The median PFS in the first-line setting was 14.2 months. Most patients in this context underwent PDS followed by platinum-based chemotherapy or IDS after neoadjuvant treatment followed by platinum-based chemotherapy. The observed PFS in this real-world study aligned with the data reported in the GOG-0218 study, ranging from 10.3 months in patients treated with paclitaxel and carboplatin to 14.1 months in patients treated with the combination of chemotherapy and bevacizumab [31]. Due to the observational nature of this study, direct comparisons with phase III trials should be regarded as purely descriptive. The observational EpOCa study, conducted in Greece with 154 patients with AOC, reported a PFS of 18.2 months [27]. However, that study had a higher rate of first-line targeted therapy (approximately 50% of patients) than ours (33.8%). Notably, our study revealed a significantly longer PFS (17.4 months) among patients who received targeted therapy in the first-line setting (92% of them received bevacizumab) compared to those who did not (11.55 months; p = 0.039). This observation aligns with the findings of the GOG-0218 and ICON-7 trials, as well as the EpOCa study and the study of Fukuda et al., which demonstrated that the addition of bevacizumab to paclitaxel plus carboplatin resulted in a statistically significantly improvement in PFS or disease-free survival [18, 27, 31, 32].

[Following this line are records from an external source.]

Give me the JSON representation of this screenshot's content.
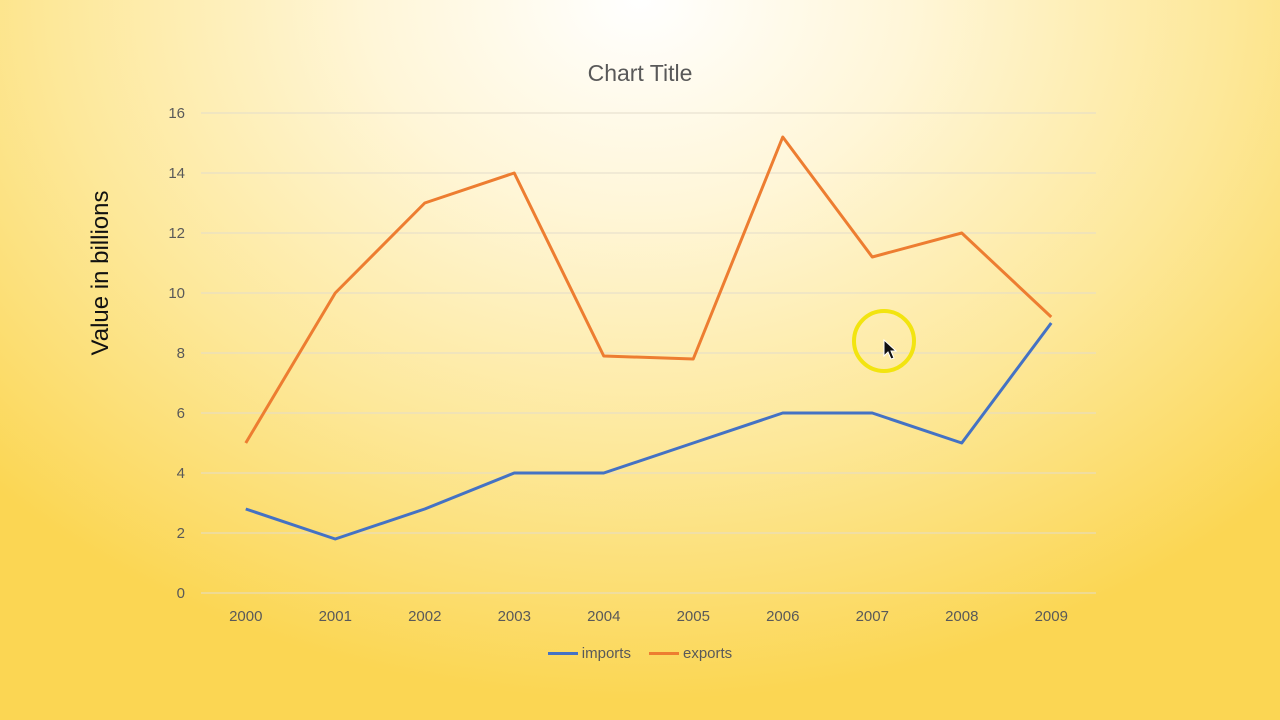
{
  "chart_data": {
    "type": "line",
    "title": "Chart Title",
    "xlabel": "",
    "ylabel": "Value in billions",
    "categories": [
      "2000",
      "2001",
      "2002",
      "2003",
      "2004",
      "2005",
      "2006",
      "2007",
      "2008",
      "2009"
    ],
    "series": [
      {
        "name": "imports",
        "color": "#4472c4",
        "values": [
          2.8,
          1.8,
          2.8,
          4,
          4,
          5,
          6,
          6,
          5,
          9
        ]
      },
      {
        "name": "exports",
        "color": "#ed7d31",
        "values": [
          5,
          10,
          13,
          14,
          7.9,
          7.8,
          15.2,
          11.2,
          12,
          9.2
        ]
      }
    ],
    "ylim": [
      0,
      16
    ],
    "yticks": [
      "0",
      "2",
      "4",
      "6",
      "8",
      "10",
      "12",
      "14",
      "16"
    ],
    "grid": true,
    "legend_position": "bottom"
  }
}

A median PFS of 8.7 months was observed following initiation of second-line treatment in this study, consistent with the median post-progression survival of 9.7 months observed across 22 phase III randomized controlled trials focusing on second-/third-line chemotherapy treatment for patients with AOC [46]. This finding also aligns with the estimated PFS for the second-line treatment setting in the observational EpOCa study (8.8 months) [27]. As seen in the first-line setting, a significantly longer PFS is achieved among patients receiving targeted therapy after the first relapse (p < 0.001).

Our findings reveal that individuals carrying BRCA1 and BRCA2 mutations experience a diminished probability of disease progression, recurrence, or mortality compared to those with wild-type variants. These results are in line with the outcomes of a meta-analysis including 14 studies in ovarian cancer emphasizing a more favorable prognosis in terms of both PFS and OS in women with BRCA1/2 mutations, irrespective of grade, tumor stage, or histologic subtype [47].

Overall, the discrepancies observed between clinical practice at the start of the study and current guidelines represent a significant opportunity to improve the clinical outcomes of patients with AOC by implementating effective targeted therapies recommended by these guidelines.

This study has limitations that should be acknowledged. The findings need to be interpreted in the context of the targeted agents that were available at the time when the patients underwent OC treatment. It is crucial to acknowledge that the landscape of OC therapy has evolved in recent years with the integration of new targeted agents into the treatment arsenal. In addition, the retrospective design of the study dictated data availability, implying data generation according to routine clinical practices and a lack of systematic collection.